Group Facilitators And Rapporteurs:
Virtually all AHI delegates had the opportunity to co-facilitate a group or more young people during the conference due to our active contribution to issues raised in our various groups.

Songs And Drama:
We taught other Nigerian delegates almost a few of our songs and also directed the drama presentation by the Nigerian delegates.

Brother’s keeper:
When one of the Nigerian delegates almost get stranded for having an American passport, Dr. Uwem Esiet, AHI Trustee who led the AHI delegation took the very important step of going to the Nigerian embassy in Addis Ababa, to get her a permit and visa to travel back with us to the country. Also, some of the medications we took to treat ourselves, were given to other delegates who had various forms of ailment during the trip.

Dinner Night:
Dr. Esiet made contact with the Nigerian Embassy to host our countrymen and he was fully responsible for transportation of all delegates to the Nigerian Embassy for the Dinner Event. He was also the master of ceremonies and played his part well enough. AHI delegates made a point of participating fully and effectively in all the work and play activities at the conference.



The forum presented an opportunity to share and exchange ideas with youth from other countries. Their experience of reproductive health service at project site and other information gained from the discussion sessions will be shared with youth in our communities through various organized activities, and the production and distribution of IEC materials addressing youth concerns. This is aimed at increasing the access of young people to health services and education and to ensure the adoption of workable strategies for subsequent follow up activities.

Of even greater importance is the need for youth to be involved in the design and implementation of polices on adolescent sexual and reproductive health. In this way they will be better involved in the advocacy for and management of these programmes geared towards achieving these goals in our primary target audience in secondary institutions.

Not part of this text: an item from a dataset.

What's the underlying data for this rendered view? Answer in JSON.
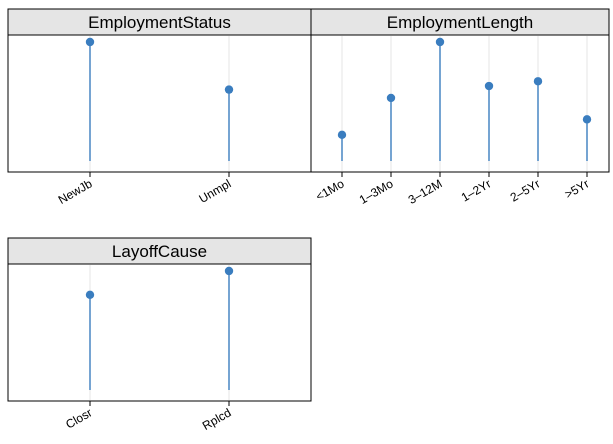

We must also assume that young people are sexually active, but must find out why those abstaining refuse to have sex. It might be due to the influences of African culture, religion or other societal influences.

As young people, we should learn and understand the basis for the doctrines in our religion and ……. against the other gender or other religious groups.



In all, the conference was a huge success. It was an avenue for young people from each other’s experiences and programmes concerning adolescent reproductive health issues.

Also the conference has proven Nigerians to be creative and dynamic people especially when we work in unity without discrimination. The conference has challenged us young people to “Take the bull by the horn”-and ensure that we are actively engaged in planning programmes that are designed to address our needs.